The official position from the IPCC’s latest report is that the problem of climate change is getting worse. The fires and record high temperatures in Western United States and British Columbia, Greece and Turkey may be portents of what is coming. There have been terrible floods in Germany and New Zealand has had its bad time with floods as well. While Germany was getting flooded, the town of Westport was inundated, and the Buller river had flows about 30% higher than its previous record flood. There is the usual hand-wringing from politicians. Unfortunately, at least two serious threats that have been ignored.
The first is the release of additional methane. Methane is a greenhouse gas that is about 35 times more efficient at retaining heat than carbon dioxide. The reason is absorption of infrared depends on the change of dipole moment during absorption. CO2 is a linear molecule and has three vibrational modes. One involves the two oxygen atoms both moving the same way so there is no change of dipole moment, the two changes cancelling each other. Another is as if the oxygen atoms are stationary and the carbon atom wobbles between them. The two dipoles now do not cancel, so that absorbs, but the partial cancellation reduces the strength. The third involves molecular bending, but the very strong bond means the bend does not move that much, so again the absorption is weak. That is badly oversimplified, but I hope you get the picture.
Methane has four vibrations, and rather than describe them, try this link: http://www2.ess.ucla.edu/~schauble/MoleculeHTML/CH4_html/CH4_page.html
Worse, its vibrations are in regions totally different from carbon dioxide, which means it is different radiation that cannot escape directly to space.
This summer, average temperatures in parts of Siberia were 6 degrees Centigrade above the 1980 – 2000 average and methane is starting to be released from the permafrost. Methane forms a clathrate with ice, that is it rearranges the ice structure and inserts itself when under pressure, but the clathrate decomposes on warming to near the ice melting point. This methane has formed from the anaerobic digestion of plant material and been trapped by the cold, so if released we get delivered suddenly all methane that otherwise would have been released and destroyed over several million years.
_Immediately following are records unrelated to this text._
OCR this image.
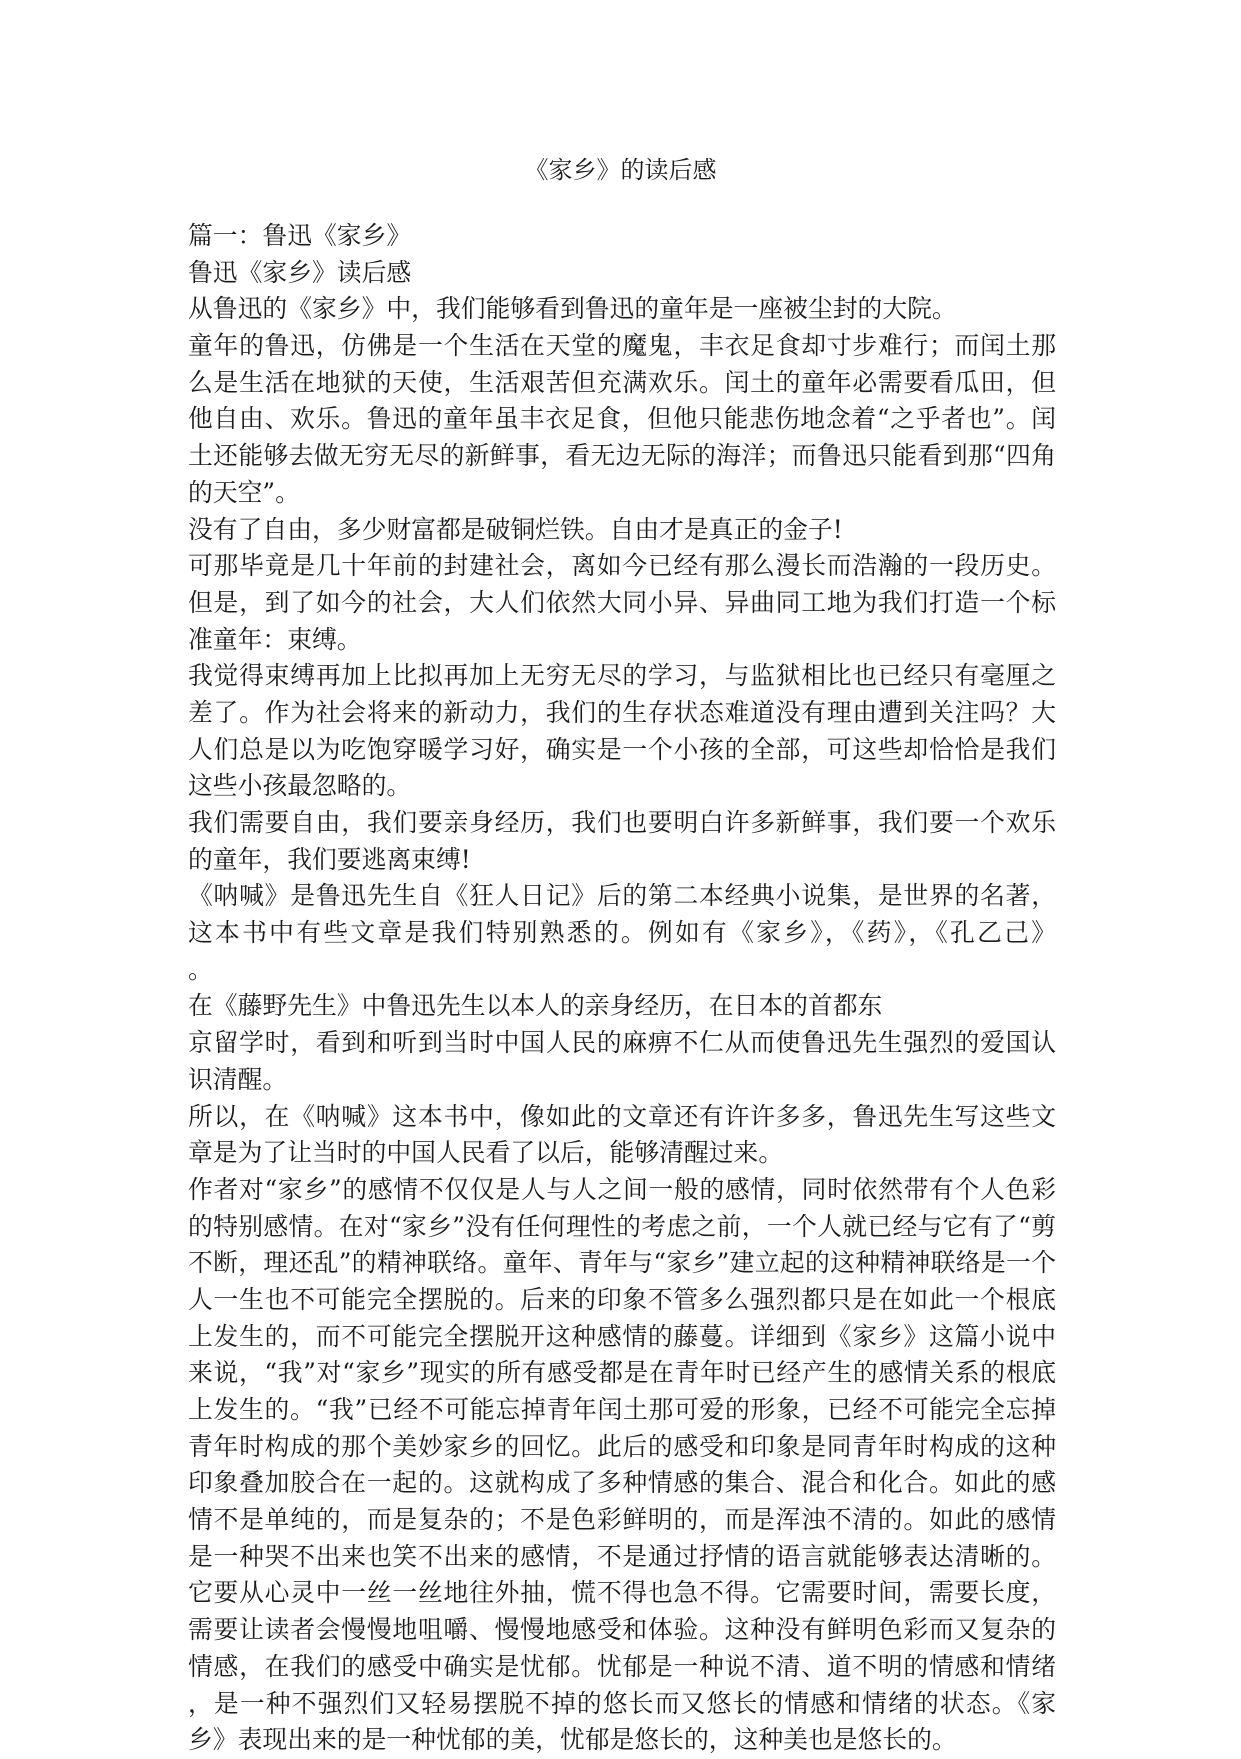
《家乡》的读后感
篇一：鲁迅《家乡》
鲁迅《家乡》读后感
从鲁迅的《家乡》中，我们能够看到鲁迅的童年是一座被尘封的大院。
童年的鲁迅，仿佛是一个生活在天堂的魔鬼，丰衣足食却寸步难行；而闰土那
么是生活在地狱的天使，生活艰苦但充满欢乐。闰土的童年必需要看瓜田，但
他自由、欢乐。鲁迅的童年虽丰衣足食，但他只能悲伤地念着“之乎者也”。闰
土还能够去做无穷无尽的新鲜事，看无边无际的海洋；而鲁迅只能看到那“四角
的天空”。
没有了自由，多少财富都是破铜烂铁。自由才是真正的金子!
可那毕竟是几十年前的封建社会，离如今已经有那么漫长而浩瀚的一段历史。
但是，到了如今的社会，大人们依然大同小异、异曲同工地为我们打造一个标
准童年：束缚。
我觉得束缚再加上比拟再加上无穷无尽的学习，与监狱相比也已经只有毫厘之
差了。作为社会将来的新动力，我们的生存状态难道没有理由遭到关注吗？大
人们总是以为吃饱穿暖学习好，确实是一个小孩的全部，可这些却恰恰是我们
这些小孩最忽略的。
我们需要自由，我们要亲身经历，我们也要明白许多新鲜事，我们要一个欢乐
的童年，我们要逃离束缚!
《呐喊》是鲁迅先生自《狂人日记》后的第二本经典小说集，是世界的名著，
这本书中有些文章是我们特别熟悉的。例如有《家乡》，《药》，《孔乙己》
。
在《藤野先生》中鲁迅先生以本人的亲身经历，在日本的首都东
京留学时，看到和听到当时中国人民的麻痹不仁从而使鲁迅先生强烈的爱国认
识清醒。
所以，在《呐喊》这本书中，像如此的文章还有许许多多，鲁迅先生写这些文
章是为了让当时的中国人民看了以后，能够清醒过来。
作者对“家乡”的感情不仅仅是人与人之间一般的感情，同时依然带有个人色彩
的特别感情。在对“家乡”没有任何理性的考虑之前，一个人就已经与它有了“剪
不断，理还乱”的精神联络。童年、青年与“家乡”建立起的这种精神联络是一个
人一生也不可能完全摆脱的。后来的印象不管多么强烈都只是在如此一个根底
上发生的，而不可能完全摆脱开这种感情的藤蔓。详细到《家乡》这篇小说中
来说，“我”对“家乡”现实的所有感受都是在青年时已经产生的感情关系的根底
上发生的。“我”已经不可能忘掉青年闰土那可爱的形象，已经不可能完全忘掉
青年时构成的那个美妙家乡的回忆。此后的感受和印象是同青年时构成的这种
印象叠加胶合在一起的。这就构成了多种情感的集合、混合和化合。如此的感
情不是单纯的，而是复杂的；不是色彩鲜明的，而是浑浊不清的。如此的感情
是一种哭不出来也笑不出来的感情，不是通过抒情的语言就能够表达清晰的。
它要从心灵中一丝一丝地往外抽，慌不得也急不得。它需要时间，需要长度，
需要让读者会慢慢地咀嚼、慢慢地感受和体验。这种没有鲜明色彩而又复杂的
情感，在我们的感受中确实是忧郁。忧郁是一种说不清、道不明的情感和情绪
，是一种不强烈们又轻易摆脱不掉的悠长而又悠长的情感和情绪的状态。《家
乡》表现出来的是一种忧郁的美，忧郁是悠长的，这种美也是悠长的。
There are about eleven billion tonnes of methane estimated to be in clathrates that could be subject to decomposition, about the effect of over 35 years of all our carbon dioxide emissions, except that as I noted, this works in a totally fresh part of the spectrum. So methane is a problem; we all knew that.
What we did not know a new source has been identified as published in the Proceedings of the National Academy of Sciences recently. Apparently significantly increased methane concentrations were found in two areas of northern Siberia: the Tamyr fold belt and the rim of the Siberian Platform. These are limestone formations from the Paleozoic era. In both cases the methane increased significantly during heat waves. The soil there is very thin so there is very little vegetation to decay and it was claimed the methane was stored in and now emitted from fractures in the limestone.
The second major problem concerns the Atlantic Meridional Overturning Circulation (AMOC), also known as the Atlantic conveyor. What it does is to take warm water that gets increasingly salty up the east Coast of the US, then switch to the Gulf Stream and warm Europe (and provide moisture for the floods). As it loses water it gets increasingly salty and with its increased density it dives to the Ocean floor and flows back towards the equator. Why this is a problem is that the melting Northern Polar and Greenland ice is providing a flood of fresh water that dilutes the salty water. When the density of the water is insufficient to cause it to sink this conveyer will simply stop. At that point the whole Atlantic circulation as it is now stops. Europe chills, but the ice continues to melt. Because this is a “stopped” circulation, it cannot be simply restarted because the ocean will go and do something else. So, what to do? The first thing is that simply stopping burning a little coal won’t be enough. If we stopped emitting CO2 now, the northern ice would keep melting at its current rate. All we would do is stop it melting faster.